Oral and maxillofacial tumors involving the jaw are commonly treated with surgical resection (Alfouzan, 2018; Liu et al., 2019). Defects caused by surgical resection impair not only the patient's aesthetic appearance, but also oral functions, such as swallowing, chewing, and speech. More than 50% of these patients require bone or soft-tissue repair and reconstruction (Kim et al., 2020). Pedicled bone flap transplantation has become the gold standard for repairing mandibular defects (Kanazawa et al., 2011). As a long bicortical bone with long vascular pedicles and muscles, the fibula can adapt well to the natural contour of the mandible after plasticization, making it one of the most common donor bones (Zhang et al., 2016). Precise mandibular tumor resection and defect reconstruction can increase the radical cure rate and quality of life after surgery.

Surgical guides and surgical navigation remain limited in treating maxillofacial diseases, such as jaw tumor, trauma, or deformity (Weitz et al., 2018). The surgical guide is usually bulky, and requires time for production by a third-party company, using expensive equipment, which makes it unsuitable for acute trauma patients (Rodby et al., 2014). Once the surgical plan changes, the surgery cannot be immediately adjusted, because the surgical guide has already been printed (Pietruski et al., 2015). The expensive surgical guide can pose a substantial economic burden on patients (Mazzoni et al., 2013). In addition, only a sizeable surgical field can allow the surgical guide to fit the target area effectively, and thus extensive surgical trauma is inevitable. Furthermore, soft tissue is not considered in the design and manufacture of the surgical guide. Soft tissue on the bone surface may decrease the tightness between the surgical guide and the bone. Surgical navigation systems are also expensive, which restricts their widespread use. The navigation is based on preoperative imaging data, such as computer tomography (CT) and magnetic resonance imaging (MRI). The accuracy of navigation often decreases with image drift caused by various factors, such as intraoperative soft- and hard-tissue resection, tissue swelling and displacement, registration errors, and interference of signal conduction (Nijmeh et al., 2005).

Augmented reality (AR), as an emerging technology, is superior in terms of its real-time display of three-dimensional (3D) surgical plans, 3D registration, convenient preoperative preparation and intraoperative use, and time-saving. It can simplify preoperative planning and prevent intraoperative hand–eye incongruity (Léger et al., 2017).

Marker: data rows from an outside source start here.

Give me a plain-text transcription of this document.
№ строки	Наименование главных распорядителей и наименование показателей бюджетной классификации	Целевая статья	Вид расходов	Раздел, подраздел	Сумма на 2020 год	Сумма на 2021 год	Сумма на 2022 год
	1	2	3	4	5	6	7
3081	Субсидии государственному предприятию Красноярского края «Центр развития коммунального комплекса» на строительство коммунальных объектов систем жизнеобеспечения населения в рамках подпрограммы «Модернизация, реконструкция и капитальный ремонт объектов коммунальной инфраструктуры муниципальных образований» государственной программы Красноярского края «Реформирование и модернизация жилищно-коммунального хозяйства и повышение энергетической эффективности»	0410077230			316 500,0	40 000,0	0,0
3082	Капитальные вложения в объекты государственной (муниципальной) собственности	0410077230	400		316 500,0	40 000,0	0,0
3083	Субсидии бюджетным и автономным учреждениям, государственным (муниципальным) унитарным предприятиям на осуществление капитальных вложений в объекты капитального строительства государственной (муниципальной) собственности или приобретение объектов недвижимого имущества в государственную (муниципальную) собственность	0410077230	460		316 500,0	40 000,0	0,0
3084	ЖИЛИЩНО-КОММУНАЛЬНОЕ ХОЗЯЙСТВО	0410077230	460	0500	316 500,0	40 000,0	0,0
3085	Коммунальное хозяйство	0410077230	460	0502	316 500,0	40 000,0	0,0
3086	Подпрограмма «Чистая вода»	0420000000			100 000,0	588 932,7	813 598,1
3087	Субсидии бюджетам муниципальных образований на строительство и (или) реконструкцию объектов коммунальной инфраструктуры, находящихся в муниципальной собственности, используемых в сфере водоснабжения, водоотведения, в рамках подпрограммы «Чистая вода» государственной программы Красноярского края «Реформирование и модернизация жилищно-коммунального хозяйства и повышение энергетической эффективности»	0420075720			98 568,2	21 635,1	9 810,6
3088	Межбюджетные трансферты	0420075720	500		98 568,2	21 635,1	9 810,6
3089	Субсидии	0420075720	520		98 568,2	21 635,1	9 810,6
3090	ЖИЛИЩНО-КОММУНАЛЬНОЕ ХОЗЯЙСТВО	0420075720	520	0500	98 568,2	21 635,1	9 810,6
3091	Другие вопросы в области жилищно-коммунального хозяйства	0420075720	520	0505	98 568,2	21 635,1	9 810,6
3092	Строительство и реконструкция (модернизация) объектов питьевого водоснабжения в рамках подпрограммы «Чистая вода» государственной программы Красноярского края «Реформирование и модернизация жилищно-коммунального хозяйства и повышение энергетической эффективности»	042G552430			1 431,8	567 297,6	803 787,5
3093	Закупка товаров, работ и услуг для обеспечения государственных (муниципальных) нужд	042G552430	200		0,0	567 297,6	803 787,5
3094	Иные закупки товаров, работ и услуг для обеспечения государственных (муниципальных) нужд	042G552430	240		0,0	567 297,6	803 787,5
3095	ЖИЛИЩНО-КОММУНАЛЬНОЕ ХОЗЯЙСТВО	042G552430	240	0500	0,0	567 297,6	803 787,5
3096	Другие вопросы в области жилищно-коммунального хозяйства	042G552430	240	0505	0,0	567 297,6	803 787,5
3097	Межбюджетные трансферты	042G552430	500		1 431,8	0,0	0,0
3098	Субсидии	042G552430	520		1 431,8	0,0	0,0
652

This technique has been applied in various clinical operations, including dynamic hip screw implantation for hip fractures, resection of liver tumors, and repair of unilateral orbitozygomatic maxillary complex fractures (Arikatla et al., 2018; Chen et al., 2015, 2020; Liu et al., 2015; McJunkin et al., 2018; Qu et al., 2014). However, AR surgical systems dedicated to jaw tumor resection and defect reconstruction have never been reported.

Thus, our study aimed to verify the feasibility and accuracy of a contour registration-based AR system through preclinical trials (model trials and animal trials), and to compare the outcomes of the system and the surgical guide, thus providing theoretical support for the clinical application of this system.